January 2011 - From May 2013, certificates generated from most of the industrial gas projects implemented under CDM and JI will no longer be counted towards compliance in the EU Emissions Trading Scheme (EU ETS). The decision was reached by the Climate Change Committee of the European Council on 21 January 2011. Certificates generated in HFC23 and adipic acid projects may be used in the ETS until 30 April 2013. After that date, they will no longer be accepted.

The EU Commission had presented its proposal to place “use restrictions” on counting CERs and ERUs from industrial gas projects towards compliance in the EU Emissions Trading Scheme in November 2010. This was in response to the considerable concern regarding the environmental integrity and the cost-effectiveness of this project type, which have long attracted criticism. Other than has since been agreed, the Commission proposal put forward by Climate Commissioner Hedegaard called for the restrictions to be introduced at the start of the third ETS trading period, that is at the beginning of January 2013. This proposal was unsuccessful, however.

The European Parliament now has three months in which to present its standpoint regarding the decision. If the Parliament has not raised any objections by the end of April 2011, the Regulation will enter into force.

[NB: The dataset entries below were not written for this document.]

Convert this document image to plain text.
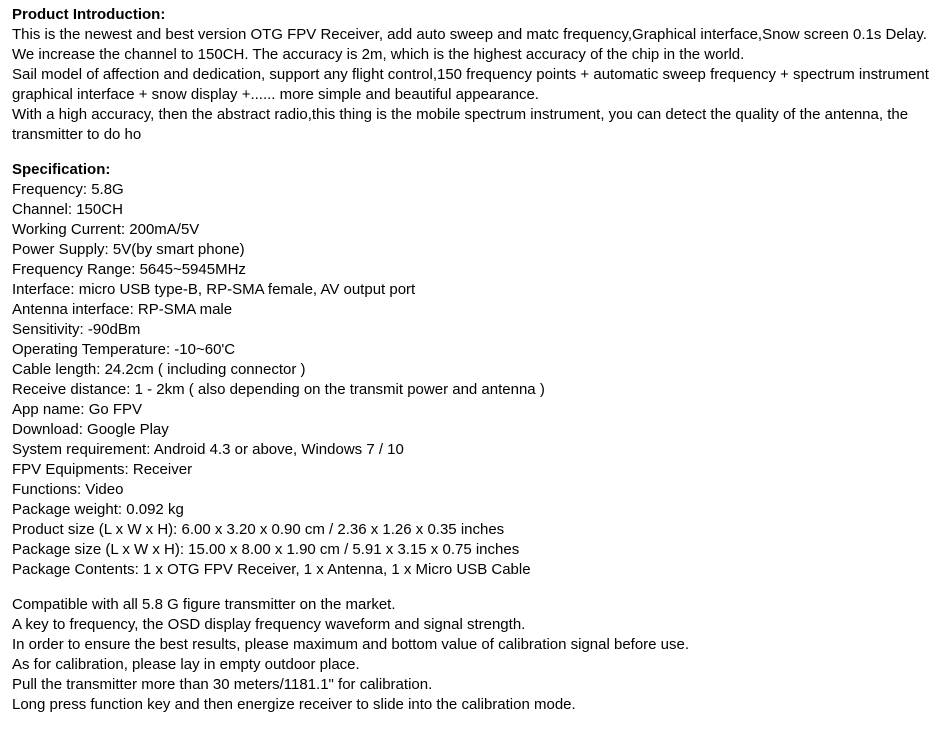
Product Introduction:

This is the newest and best version OTG FPV Receiver, add auto sweep and matc frequency,Graphical interface,Snow screen 0.1s Delay.

We increase the channel to 150CH. The accuracy is 2m, which is the highest accuracy of the chip in the world.

Sail model of affection and dedication, support any flight control,150 frequency points + automatic sweep frequency + spectrum instrument graphical interface + snow display +...... more simple and beautiful appearance.

With a high accuracy, then the abstract radio,this thing is the mobile spectrum instrument, you can detect the quality of the antenna, the transmitter to do ho

Specification:

Frequency: 5.8G
Channel: 150CH
Working Current: 200mA/5V
Power Supply: 5V(by smart phone)
Frequency Range: 5645~5945MHz
Interface: micro USB type-B, RP-SMA female, AV output port
Antenna interface: RP-SMA male
Sensitivity: -90dBm
Operating Temperature: -10~60'C
Cable length: 24.2cm ( including connector )
Receive distance: 1 - 2km ( also depending on the transmit power and antenna )
App name: Go FPV
Download: Google Play
System requirement: Android 4.3 or above, Windows 7 / 10
FPV Equipments: Receiver
Functions: Video
Package weight: 0.092 kg
Product size (L x W x H): 6.00 x 3.20 x 0.90 cm / 2.36 x 1.26 x 0.35 inches
Package size (L x W x H): 15.00 x 8.00 x 1.90 cm / 5.91 x 3.15 x 0.75 inches
Package Contents: 1 x OTG FPV Receiver, 1 x Antenna, 1 x Micro USB Cable

Compatible with all 5.8 G figure transmitter on the market.

A key to frequency, the OSD display frequency waveform and signal strength.

In order to ensure the best results, please maximum and bottom value of calibration signal before use.

As for calibration, please lay in empty outdoor place.

Pull the transmitter more than 30 meters/1181.1" for calibration.

Long press function key and then energize receiver to slide into the calibration mode.
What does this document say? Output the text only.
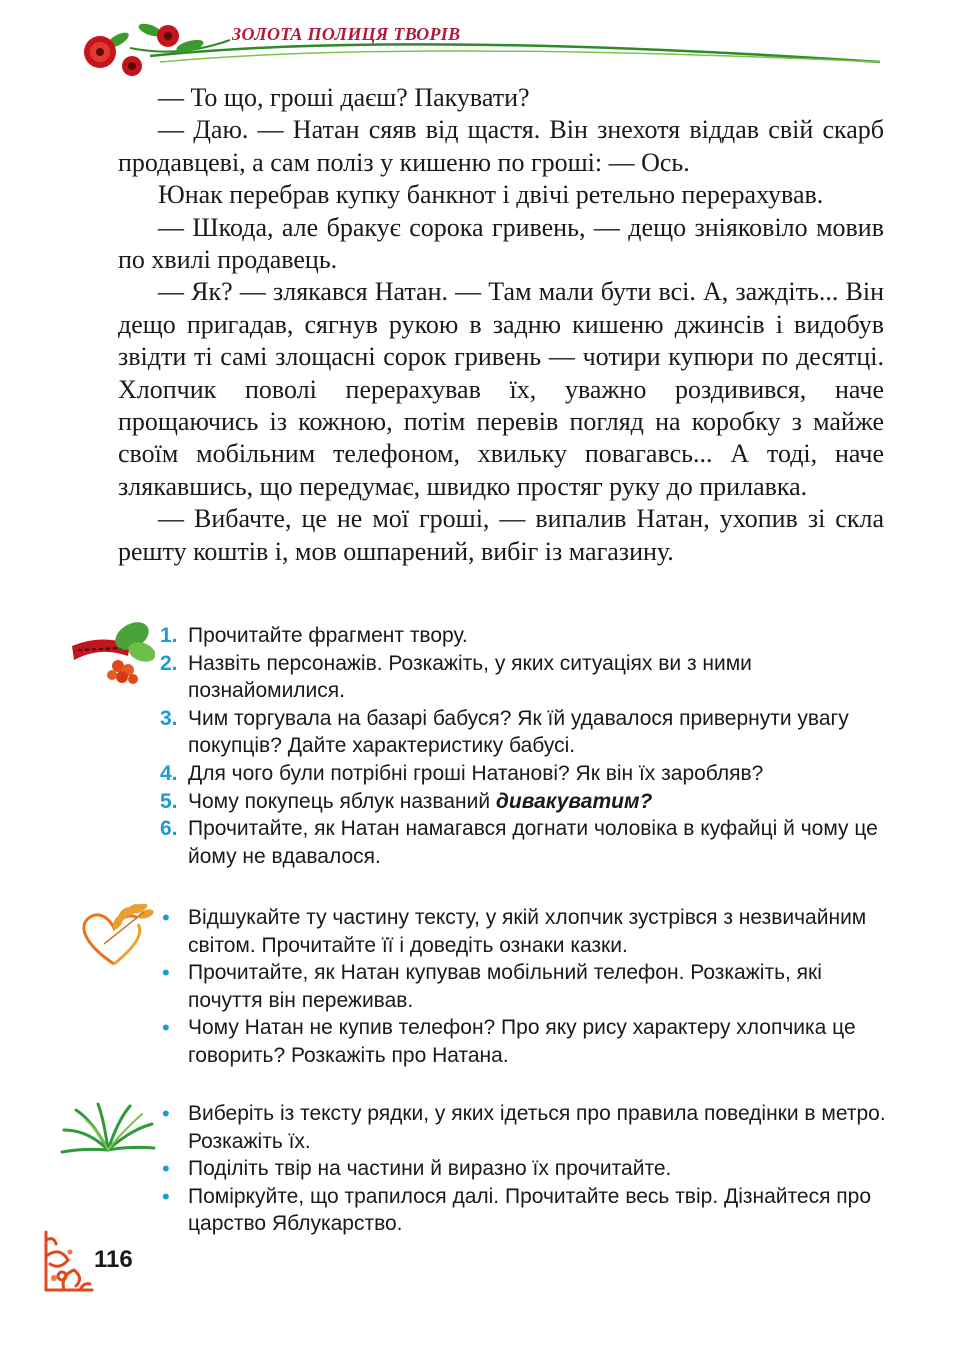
ЗОЛОТА ПОЛИЦЯ ТВОРІВ

— То що, гроші даєш? Пакувати?

— Даю. — Натан сяяв від щастя. Він знехотя віддав свій скарб продавцеві, а сам поліз у кишеню по гроші: — Ось.

Юнак перебрав купку банкнот і двічі ретельно перерахував.

— Шкода, але бракує сорока гривень, — дещо зніяковіло мовив по хвилі продавець.

— Як? — злякався Натан. — Там мали бути всі. А, заждіть... Він дещо пригадав, сягнув рукою в задню кишеню джинсів і видобув звідти ті самі злощасні сорок гривень — чотири купюри по десятці. Хлопчик поволі перерахував їх, уважно роздивився, наче прощаючись із кожною, потім перевів погляд на коробку з майже своїм мобільним телефоном, хвильку повагавсь... А тоді, наче злякавшись, що передумає, швидко простяг руку до прилавка.

— Вибачте, це не мої гроші, — випалив Натан, ухопив зі скла решту коштів і, мов ошпарений, вибіг із магазину.

1. Прочитайте фрагмент твору.
2. Назвіть персонажів. Розкажіть, у яких ситуаціях ви з ними познайомилися.
3. Чим торгувала на базарі бабуся? Як їй удавалося привернути увагу покупців? Дайте характеристику бабусі.
4. Для чого були потрібні гроші Натанові? Як він їх заробляв?
5. Чому покупець яблук названий дивакуватим?
6. Прочитайте, як Натан намагався догнати чоловіка в куфайці й чому це йому не вдавалося.
• Відшукайте ту частину тексту, у якій хлопчик зустрівся з незвичайним світом. Прочитайте її і доведіть ознаки казки.
• Прочитайте, як Натан купував мобільний телефон. Розкажіть, які почуття він переживав.
• Чому Натан не купив телефон? Про яку рису характеру хлопчика це говорить? Розкажіть про Натана.
• Виберіть із тексту рядки, у яких ідеться про правила поведінки в метро. Розкажіть їх.
• Поділіть твір на частини й виразно їх прочитайте.
• Поміркуйте, що трапилося далі. Прочитайте весь твір. Дізнайтеся про царство Яблукарство.
116
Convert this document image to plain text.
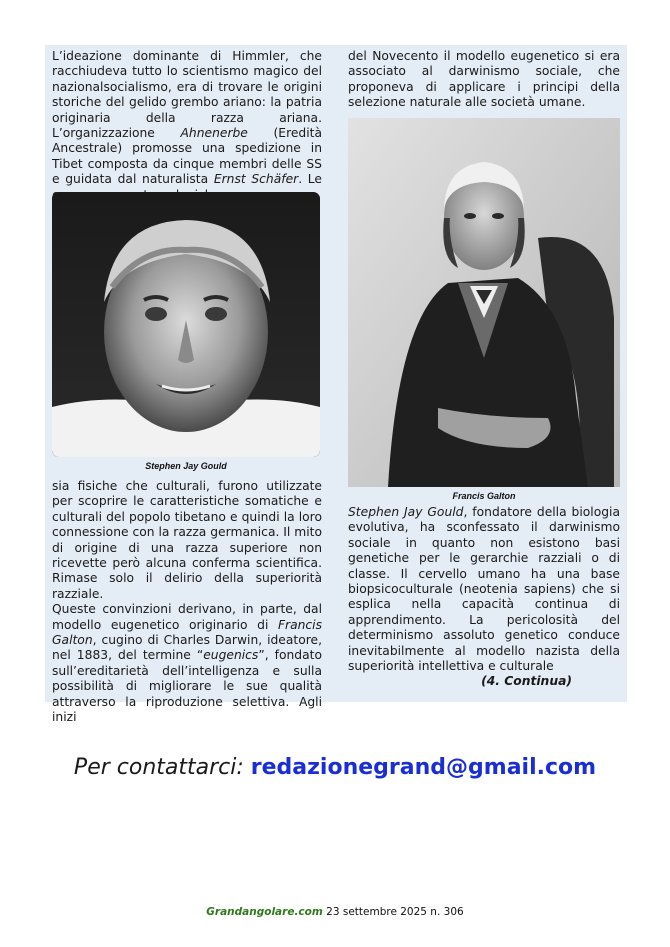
L’ideazione dominante di Himmler, che racchiudeva tutto lo scientismo magico del nazionalsocialismo, era di trovare le origini storiche del gelido grembo ariano: la patria originaria della razza ariana. L’organizzazione Ahnenerbe (Eredità Ancestrale) promosse una spedizione in Tibet composta da cinque membri delle SS e guidata dal naturalista Ernst Schäfer. Le

Stephen Jay Gould

sia fisiche che culturali, furono utilizzate per scoprire le caratteristiche somatiche e culturali del popolo tibetano e quindi la loro connessione con la razza germanica. Il mito di origine di una razza superiore non ricevette però alcuna conferma scientifica. Rimase solo il delirio della superiorità razziale.

Queste convinzioni derivano, in parte, dal modello eugenetico originario di Francis Galton, cugino di Charles Darwin, ideatore, nel 1883, del termine “eugenics”, fondato sull’ereditarietà dell’intelligenza e sulla possibilità di migliorare le sue qualità attraverso la riproduzione selettiva. Agli inizi

del Novecento il modello eugenetico si era associato al darwinismo sociale, che proponeva di applicare i principi della selezione naturale alle società umane.

Francis Galton

Stephen Jay Gould, fondatore della biologia evolutiva, ha sconfessato il darwinismo sociale in quanto non esistono basi genetiche per le gerarchie razziali o di classe. Il cervello umano ha una base biopsicoculturale (neotenia sapiens) che si esplica nella capacità continua di apprendimento. La pericolosità del determinismo assoluto genetico conduce inevitabilmente al modello nazista della superiorità intellettiva e culturale

(4. Continua)
Per contattarci: redazionegrand@gmail.com
Grandangolare.com 23 settembre 2025 n. 306
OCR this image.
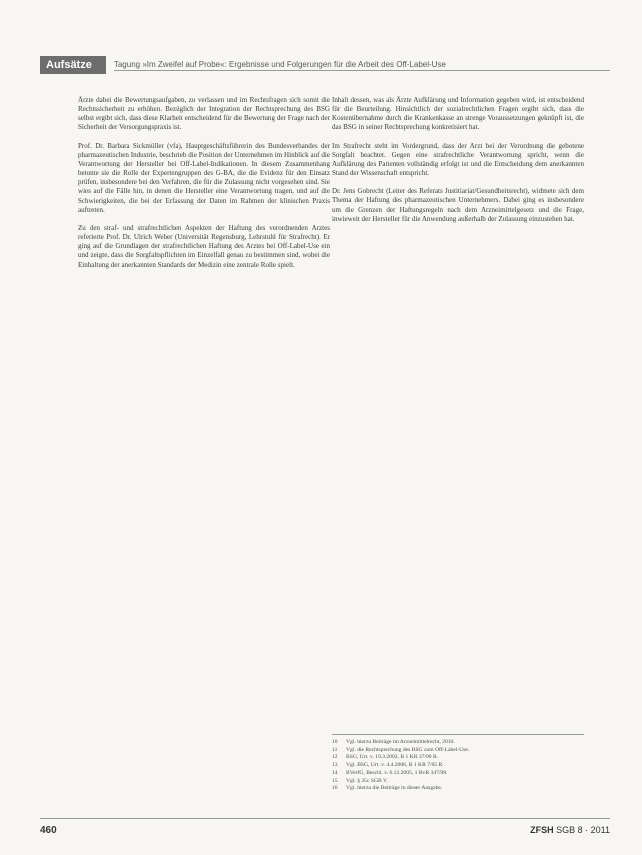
Aufsätze	Tagung »Im Zweifel auf Probe«: Ergebnisse und Folgerungen für die Arbeit des Off-Label-Use

Ärzte dabei die Bewertungsaufgaben, zu verlassen und im Rechtsfragen sich somit die Rechtssicherheit zu erhöhen. Bezüglich der Integration der Rechtsprechung des BSG selbst ergibt sich, dass diese Klarheit entscheidend für die Bewertung der Frage nach der Sicherheit der Versorgungspraxis ist.

Prof. Dr. Barbara Sickmüller (vfa), Hauptgeschäftsführerin des Bundesverbandes der pharmazeutischen Industrie, beschrieb die Position der Unternehmen im Hinblick auf die Verantwortung der Hersteller bei Off-Label-Indikationen. In diesem Zusammenhang betonte sie die Rolle der Expertengruppen des G-BA, die die Evidenz für den Einsatz prüfen, insbesondere bei den Verfahren, die für die Zulassung nicht vorgesehen sind. Sie wies auf die Fälle hin, in denen die Hersteller eine Verantwortung tragen, und auf die Schwierigkeiten, die bei der Erfassung der Daten im Rahmen der klinischen Praxis auftreten.

Zu den straf- und strafrechtlichen Aspekten der Haftung des verordnenden Arztes referierte Prof. Dr. Ulrich Weber (Universität Regensburg, Lehrstuhl für Strafrecht). Er ging auf die Grundlagen der strafrechtlichen Haftung des Arztes bei Off-Label-Use ein und zeigte, dass die Sorgfaltspflichten im Einzelfall genau zu bestimmen sind, wobei die Einhaltung der anerkannten Standards der Medizin eine zentrale Rolle spielt.

Inhalt dessen, was als Ärzte Aufklärung und Information gegeben wird, ist entscheidend für die Beurteilung. Hinsichtlich der sozialrechtlichen Fragen ergibt sich, dass die Kostenübernahme durch die Krankenkasse an strenge Voraussetzungen geknüpft ist, die das BSG in seiner Rechtsprechung konkretisiert hat.

Im Strafrecht steht im Vordergrund, dass der Arzt bei der Verordnung die gebotene Sorgfalt beachtet. Gegen eine strafrechtliche Verantwortung spricht, wenn die Aufklärung des Patienten vollständig erfolgt ist und die Entscheidung dem anerkannten Stand der Wissenschaft entspricht.

Dr. Jens Gobrecht (Leiter des Referats Justitiariat/Gesundheitsrecht), widmete sich dem Thema der Haftung des pharmazeutischen Unternehmers. Dabei ging es insbesondere um die Grenzen der Haftungsregeln nach dem Arzneimittelgesetz und die Frage, inwieweit der Hersteller für die Anwendung außerhalb der Zulassung einzustehen hat.

10	Vgl. hierzu Beiträge im Arzneimittelrecht, 2010.
11	Vgl. die Rechtsprechung des BSG zum Off-Label-Use.
12	BSG, Urt. v. 19.3.2002, B 1 KR 37/00 R.
13	Vgl. BSG, Urt. v. 4.4.2006, B 1 KR 7/05 R.
14	BVerfG, Beschl. v. 6.12.2005, 1 BvR 347/98.
15	Vgl. § 35c SGB V.
16	Vgl. hierzu die Beiträge in dieser Ausgabe.
460	ZFSH SGB 8 · 2011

Role of the market-based mechanisms

The decision made by the Climate Change Committee on 21 January 2011 underlines the need for further efforts by all big carbon emitter states in order to keep global warming to a maximum 2° Celsius. The responsibility of the emerging economies was also discussed: they are expected to implement cost-effective emission reduction activities themselves.

The decision also highlights the importance of the market-based mechanisms designed to make a significant contribution towards funding climate change activities. From 2020, an additional US$ 100 billion per year will be made available for international climate change mitigation efforts. This amount cannot be generated from tax revenue in the industrialised states alone.

To achieve this goal, the market-based mechanisms must take on new dimensions. Key approaches include CDM reform, the use of standardised baselines, and the development of new market-based mechanisms.